Sounds very frustrating and just the sort of thing that Diabetes UK should be getting involved with!

 

[everydayupsanddowns]

So I either give up and make my condition worse or carry on paying out £100 a month. All a bit Catch-22!

That certainly shouldn’t be necessary! Even under the old mandatory NHS England criteria, one qualification for access was having seen improvement in BG results from previous self-funding.

 

[Southstander]

Update: Diabetes UK have contacted today me to say they are aware of the issue in Norfolk and Waveney and they are holding a webinar next month with NHS England for commissioners etc in the East of England to highlight the importance of the new NICE guidelines. It is hopeful this will lead to a change of position. So hopefully some movement there. My MP is also raising his concerns with the Ministry. Of course, this should not be necessary, but fair play to Diabetes UK for stepping up.

 

[Rob Oldfield]

Update: Diabetes UK have contacted today me to say they are aware of the issue in Norfolk and Waveney and they are holding a webinar next month with NHS England for commissioners etc in the East of England to highlight the importance of the new NICE guidelines. It is hopeful this will lead to a change of position. So hopefully some movement there. My MP is also raising his concerns with the Ministry. Of course, this should not be necessary, but fair play to Diabetes UK for stepping up.
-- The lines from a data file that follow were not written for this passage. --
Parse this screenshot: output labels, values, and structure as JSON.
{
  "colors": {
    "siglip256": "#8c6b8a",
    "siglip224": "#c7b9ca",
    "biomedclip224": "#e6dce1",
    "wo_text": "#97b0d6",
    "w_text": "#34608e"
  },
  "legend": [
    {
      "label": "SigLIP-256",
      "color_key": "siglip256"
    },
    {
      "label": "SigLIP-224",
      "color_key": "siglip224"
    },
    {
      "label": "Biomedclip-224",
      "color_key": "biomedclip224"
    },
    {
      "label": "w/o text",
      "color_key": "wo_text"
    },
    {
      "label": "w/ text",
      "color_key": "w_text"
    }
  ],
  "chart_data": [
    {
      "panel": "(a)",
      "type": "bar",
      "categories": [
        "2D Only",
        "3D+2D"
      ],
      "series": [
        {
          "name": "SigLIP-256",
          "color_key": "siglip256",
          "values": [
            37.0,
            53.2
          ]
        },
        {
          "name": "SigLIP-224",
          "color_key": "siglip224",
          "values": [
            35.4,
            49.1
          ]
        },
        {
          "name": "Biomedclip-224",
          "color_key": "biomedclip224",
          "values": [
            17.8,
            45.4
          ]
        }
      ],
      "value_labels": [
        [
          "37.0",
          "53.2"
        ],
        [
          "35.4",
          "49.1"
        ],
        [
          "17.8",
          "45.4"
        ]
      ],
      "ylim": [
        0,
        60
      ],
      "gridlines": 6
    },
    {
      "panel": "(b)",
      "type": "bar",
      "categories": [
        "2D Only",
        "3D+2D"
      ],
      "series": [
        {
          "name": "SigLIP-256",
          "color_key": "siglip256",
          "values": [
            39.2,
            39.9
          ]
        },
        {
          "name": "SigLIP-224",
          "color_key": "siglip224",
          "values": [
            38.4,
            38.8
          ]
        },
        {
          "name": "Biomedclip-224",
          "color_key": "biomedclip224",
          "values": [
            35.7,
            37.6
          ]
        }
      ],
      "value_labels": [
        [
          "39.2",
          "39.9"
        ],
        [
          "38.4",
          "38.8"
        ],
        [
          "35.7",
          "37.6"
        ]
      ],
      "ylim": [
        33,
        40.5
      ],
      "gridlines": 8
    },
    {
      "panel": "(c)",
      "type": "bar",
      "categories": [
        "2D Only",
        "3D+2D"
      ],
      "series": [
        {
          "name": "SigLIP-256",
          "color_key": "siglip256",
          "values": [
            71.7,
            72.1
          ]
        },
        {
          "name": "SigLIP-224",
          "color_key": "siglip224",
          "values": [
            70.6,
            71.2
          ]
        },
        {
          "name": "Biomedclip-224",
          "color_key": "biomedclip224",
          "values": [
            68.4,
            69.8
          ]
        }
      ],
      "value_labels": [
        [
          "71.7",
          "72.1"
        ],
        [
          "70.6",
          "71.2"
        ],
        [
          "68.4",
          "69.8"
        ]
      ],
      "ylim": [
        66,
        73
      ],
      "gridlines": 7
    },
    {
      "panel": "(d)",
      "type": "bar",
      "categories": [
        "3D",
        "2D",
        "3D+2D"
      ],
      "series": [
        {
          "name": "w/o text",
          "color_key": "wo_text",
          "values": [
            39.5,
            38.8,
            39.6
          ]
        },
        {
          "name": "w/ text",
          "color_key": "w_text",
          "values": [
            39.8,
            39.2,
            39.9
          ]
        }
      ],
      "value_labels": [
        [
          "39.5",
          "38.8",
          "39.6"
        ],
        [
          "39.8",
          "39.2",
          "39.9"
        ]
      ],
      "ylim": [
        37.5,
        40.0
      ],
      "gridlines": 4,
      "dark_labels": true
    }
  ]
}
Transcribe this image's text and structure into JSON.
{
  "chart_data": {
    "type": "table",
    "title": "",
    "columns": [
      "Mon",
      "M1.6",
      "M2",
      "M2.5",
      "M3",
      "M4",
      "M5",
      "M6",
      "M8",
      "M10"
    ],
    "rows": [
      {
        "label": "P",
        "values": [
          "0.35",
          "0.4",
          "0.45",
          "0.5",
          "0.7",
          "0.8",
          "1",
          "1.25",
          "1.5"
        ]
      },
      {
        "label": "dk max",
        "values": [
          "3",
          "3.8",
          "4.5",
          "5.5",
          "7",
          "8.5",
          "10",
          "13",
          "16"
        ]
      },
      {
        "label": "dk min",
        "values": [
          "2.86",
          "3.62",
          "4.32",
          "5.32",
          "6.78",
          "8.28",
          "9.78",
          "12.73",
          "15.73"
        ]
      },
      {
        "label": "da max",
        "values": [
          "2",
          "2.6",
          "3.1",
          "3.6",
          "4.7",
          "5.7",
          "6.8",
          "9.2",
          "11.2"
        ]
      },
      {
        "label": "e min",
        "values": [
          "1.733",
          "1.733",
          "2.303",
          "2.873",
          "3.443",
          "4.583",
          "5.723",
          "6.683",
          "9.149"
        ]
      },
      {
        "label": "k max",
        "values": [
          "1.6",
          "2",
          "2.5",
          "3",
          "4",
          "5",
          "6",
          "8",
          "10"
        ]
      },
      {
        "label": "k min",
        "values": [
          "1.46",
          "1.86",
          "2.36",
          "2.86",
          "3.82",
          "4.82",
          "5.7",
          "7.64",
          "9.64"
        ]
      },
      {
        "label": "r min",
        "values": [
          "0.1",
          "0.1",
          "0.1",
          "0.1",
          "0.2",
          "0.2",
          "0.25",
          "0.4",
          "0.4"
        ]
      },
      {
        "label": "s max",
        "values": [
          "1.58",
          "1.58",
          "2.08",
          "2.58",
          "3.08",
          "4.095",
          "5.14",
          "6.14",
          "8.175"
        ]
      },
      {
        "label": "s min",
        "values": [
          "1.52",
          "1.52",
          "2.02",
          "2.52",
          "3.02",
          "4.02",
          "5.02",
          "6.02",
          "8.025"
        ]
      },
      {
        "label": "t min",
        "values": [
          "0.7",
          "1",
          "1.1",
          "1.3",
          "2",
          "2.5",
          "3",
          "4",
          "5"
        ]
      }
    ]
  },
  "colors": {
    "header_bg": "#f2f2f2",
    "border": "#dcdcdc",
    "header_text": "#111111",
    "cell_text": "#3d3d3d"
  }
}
That is good news. Have to say I'm a bit astonished that it seems the CCG commissioners have the right to disregard NICE guidelines if they feel like it. I wonder what the legal position is about that.

 

[trophywench]

Thing is NICE Guidelines are just that, best practice. Not The Law !

 

[mikeyB]

This just represents everything that is a waste of money - the existence of local CCGs who determine what can be prescribed. They don’t see that if their salaries didn’t exist, they could find the money. Such unnecessary organisations don’t exist in Scotland, so you are as likely to get CGMs prescribed in Shetland as in Gretna. ( that’s two days travel).

Just as an aside, I saw an advert for nurses to work in Scotland because they are better paid than in England ( as are the doctors). NHS England is just a morass of managers who try to run it as a business, but it isn’t that - it’s a public service.